Dengan sabar, Silvi menunggu. Samar didengarnya desir air pada shower dari dalam kamar mandi. Sekali-dua kali dia bercermin. Memastikan penampilannya sempurna. Tangan kirinya mendarat tepat di perutnya, mengelus lembut.
Satu jam berselang, Calvin dan Silvi duduk bersisian di sofa. AC telah dinyalakan. Layar televisi menghitam sejenak, lalu menghamburkan gambar-gambar. Rupanya sebuah video.

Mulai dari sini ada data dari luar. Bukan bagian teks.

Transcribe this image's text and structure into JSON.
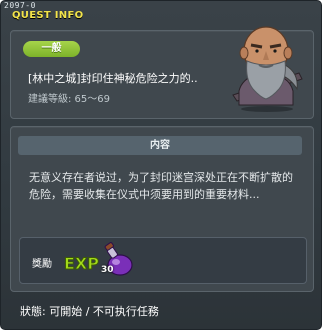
{
  "header": {
    "quest_id": "2097-0",
    "title": "QUEST INFO"
  },
  "quest": {
    "category": "一般",
    "name": "[林中之城]封印住神秘危险之力的..",
    "level_req": "建議等級: 65～69"
  },
  "content": {
    "header": "内容",
    "description": "无意义存在者说过，为了封印迷宫深处正在不断扩散的危险，需要收集在仪式中须要用到的重要材料..."
  },
  "reward": {
    "label": "獎勵",
    "exp_text": "EXP",
    "item_count": "30"
  },
  "status": "狀態: 可開始 / 不可执行任務",
  "colors": {
    "title": "#f2e34a",
    "badge": "#8fc23a",
    "window_bg": "#353d43",
    "exp": "#9ad21a"
  }
}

Sedetik. Tiga detik. Lima detik, Calvin serasa familiar dengan dua sosok yang tengah bersepeda di dalam video itu. Ya, ia sangat, sangat mengenalnya.
"Kau tahu siapa mereka?" Silvi mengeluarkan bisikan mautnya.
Tubuh Calvin menegang. Tangannya gemetar hebat. Pelan-pelan dilepasnya kacamata. Dibersihkan, lalu dikenakannya lagi. Benar, dia tak keliru.
"Silvi, jelaskan padaku..." desis Calvin, menatap nanar video itu.
Bukannya takut, Silvi malah tertawa. Ia beralih pada kotak bertutup kain beludru di pangkuan. Dalam gerakan dramatis, dibukanya tutup kotak. Sebentuk benda persegi tergeletak nyaman di dasar kotak.
Ditingkahi senyum penuh kemenangan, Silvi mengangkat benda persegi itu. Dua garis merah terlihat. Calvin terbelalak. Ya, Allah, apa lagi ini?
"Ini hasilnya, Sayang. Hasil dari selingkuh fisik dengan Adica..." Silvi tersenyum sensual.
"Kamu..."
"Ya, siapa bilang Nyonya Silvi tak bisa berselingkuh? Suamiku saja bisa berselingkuh hati, aku pun bisa berselingkuh fisik."